Earlier this week, a Canadian Member of Parliament “showed up” (if you’ll pardon the expression) in the virtual House of Commons – an online meeting of our nation’s legislators – without clothing.
He claims it was accidental, and I’m not going to judge that one way or the other. You can read the news articles for yourself.
But it got me thinking about how God sees us.
We in western culture tend to like to dress to impress, and sometimes dress for the role we play, even if that means, in this age of online meetings, wearing something formal on top while wearing track pants (or less) on the bottom, which will not be seen (apparently, unless you’re that Member of Parliament!).
There was a time when church-goers would wear their “Sunday best”. Whether that was because of societal pressure, common tradition, or because they believed that giving God their best in worship included their dress code, one cannot be certain.
Nowadays, the garb worn to church tends to be a combination of what’s comfortable and what’s acceptable. If you’re limiting your worship attendance to online, you might be going to church in your pajamas, or in The Altogether! And that’s okay. Because while people may judge (though they shouldn’t), God does not – or so we surmise.
I think if there is one reason why we should not be too concerned with what people wear to worship (or wear, generally), it’s that God knows what we look like naked. He sees all of us: our beauty, our flaws, our inside and our outside. And he is still head-over-heels in love with us.
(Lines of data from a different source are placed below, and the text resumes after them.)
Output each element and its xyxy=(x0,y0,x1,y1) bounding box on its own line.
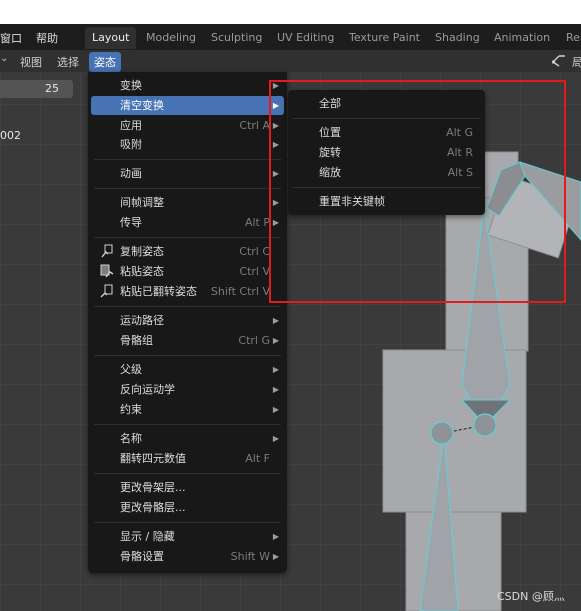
shortcut-label: Ctrl V xyxy=(239,265,270,278)
menu-divider xyxy=(94,424,281,425)
menu-divider xyxy=(94,188,281,189)
menu-item-label: 传导 xyxy=(120,216,142,229)
paste-flipped-icon xyxy=(100,284,114,298)
menu-item-label: 清空变换 xyxy=(120,99,164,112)
menu-item-transform[interactable]: 变换 ▶ xyxy=(91,76,284,95)
pose-dropdown-menu: 变换 ▶ 清空变换 ▶ 应用 Ctrl A ▶ 吸附 ▶ 动画 ▶ 间帧调整 ▶ 传导 Alt … xyxy=(88,72,287,573)
watermark: CSDN @顾灬 xyxy=(497,590,565,603)
shortcut-label: Shift W xyxy=(230,550,270,563)
menu-divider xyxy=(94,306,281,307)
menu-item-label: 名称 xyxy=(120,432,142,445)
menu-item-label: 骨骼组 xyxy=(120,334,153,347)
menu-item-label: 应用 xyxy=(120,119,142,132)
menu-divider xyxy=(94,522,281,523)
menu-item-change-armature-layers[interactable]: 更改骨架层... xyxy=(91,478,284,497)
menu-item-label: 翻转四元数值 xyxy=(120,452,186,465)
submenu-arrow-icon: ▶ xyxy=(272,552,279,561)
shortcut-label: Shift Ctrl V xyxy=(210,285,270,298)
menu-item-label: 显示 / 隐藏 xyxy=(120,530,175,543)
menu-item-apply[interactable]: 应用 Ctrl A ▶ xyxy=(91,116,284,135)
menu-item-label: 粘贴已翻转姿态 xyxy=(120,285,197,298)
menu-item-clear-transform[interactable]: 清空变换 ▶ xyxy=(91,96,284,115)
shortcut-label: Ctrl C xyxy=(239,245,270,258)
menu-item-label: 反向运动学 xyxy=(120,383,175,396)
menu-divider xyxy=(94,159,281,160)
joint-hip xyxy=(430,421,454,445)
submenu-arrow-icon: ▶ xyxy=(272,365,279,374)
menu-item-label: 父级 xyxy=(120,363,142,376)
menu-item-constraints[interactable]: 约束 ▶ xyxy=(91,400,284,419)
menu-item-label: 运动路径 xyxy=(120,314,164,327)
menu-item-snap[interactable]: 吸附 ▶ xyxy=(91,135,284,154)
menu-item-parent[interactable]: 父级 ▶ xyxy=(91,360,284,379)
menu-item-label: 吸附 xyxy=(120,138,142,151)
joint-spine-base xyxy=(473,413,497,437)
submenu-arrow-icon: ▶ xyxy=(272,405,279,414)
submenu-arrow-icon: ▶ xyxy=(272,434,279,443)
frame-field[interactable]: 25 xyxy=(0,80,73,98)
menu-item-label: 间帧调整 xyxy=(120,196,164,209)
menu-item-show-hide[interactable]: 显示 / 隐藏 ▶ xyxy=(91,527,284,546)
submenu-arrow-icon: ▶ xyxy=(272,385,279,394)
menu-item-copy-pose[interactable]: 复制姿态 Ctrl C xyxy=(91,242,284,261)
annotation-highlight-box xyxy=(269,80,566,303)
menu-item-label: 更改骨架层... xyxy=(120,481,186,494)
menu-item-flip-quaternions[interactable]: 翻转四元数值 Alt F xyxy=(91,449,284,468)
menu-item-label: 动画 xyxy=(120,167,142,180)
menu-item-inverse-kinematics[interactable]: 反向运动学 ▶ xyxy=(91,380,284,399)
menu-item-in-betweens[interactable]: 间帧调整 ▶ xyxy=(91,193,284,212)
menu-item-bone-settings[interactable]: 骨骼设置 Shift W ▶ xyxy=(91,547,284,566)
menu-divider xyxy=(94,355,281,356)
menu-item-change-bone-layers[interactable]: 更改骨骼层... xyxy=(91,498,284,517)
menu-divider xyxy=(94,237,281,238)
menu-item-animation[interactable]: 动画 ▶ xyxy=(91,164,284,183)
copy-pose-icon xyxy=(100,244,114,258)
blender-window: 窗口 帮助 Layout Modeling Sculpting UV Editi… xyxy=(0,0,581,611)
shortcut-label: Ctrl G xyxy=(238,334,270,347)
menu-item-names[interactable]: 名称 ▶ xyxy=(91,429,284,448)
shortcut-label: Alt P xyxy=(244,216,270,229)
menu-item-label: 粘贴姿态 xyxy=(120,265,164,278)
menu-item-propagate[interactable]: 传导 Alt P ▶ xyxy=(91,213,284,232)
menu-divider xyxy=(94,473,281,474)
menu-item-motion-paths[interactable]: 运动路径 ▶ xyxy=(91,311,284,330)
menu-item-label: 约束 xyxy=(120,403,142,416)
shortcut-label: Alt F xyxy=(245,452,270,465)
menu-item-label: 变换 xyxy=(120,79,142,92)
menu-item-paste-pose[interactable]: 粘贴姿态 Ctrl V xyxy=(91,262,284,281)
menu-item-paste-flipped-pose[interactable]: 粘贴已翻转姿态 Shift Ctrl V xyxy=(91,282,284,301)
menu-item-label: 复制姿态 xyxy=(120,245,164,258)
menu-item-label: 更改骨骼层... xyxy=(120,501,186,514)
object-label: 002 xyxy=(0,129,21,142)
submenu-arrow-icon: ▶ xyxy=(272,336,279,345)
submenu-arrow-icon: ▶ xyxy=(272,316,279,325)
shortcut-label: Ctrl A xyxy=(239,119,270,132)
menu-item-label: 骨骼设置 xyxy=(120,550,164,563)
menu-item-bone-groups[interactable]: 骨骼组 Ctrl G ▶ xyxy=(91,331,284,350)
submenu-arrow-icon: ▶ xyxy=(272,532,279,541)
paste-pose-icon xyxy=(100,264,114,278)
When it comes to “dress to impress”, we don’t need to do that with our Creator. He knows exactly what we look like without our suit from Rosen, our blouse from Laura, or our t-shirt from Walmart. And he loves us.
So if you’re going to clothe yourself to impress God or anybody else, try this: “Don’t be concerned about the outward beauty of fancy hairstyles, expensive jewelry, or beautiful clothes. You should clothe yourselves instead with the beauty that comes from within, the unfading beauty of a gentle and quiet spirit, which is so precious to God” (1 Peter 3.3-4, NLT).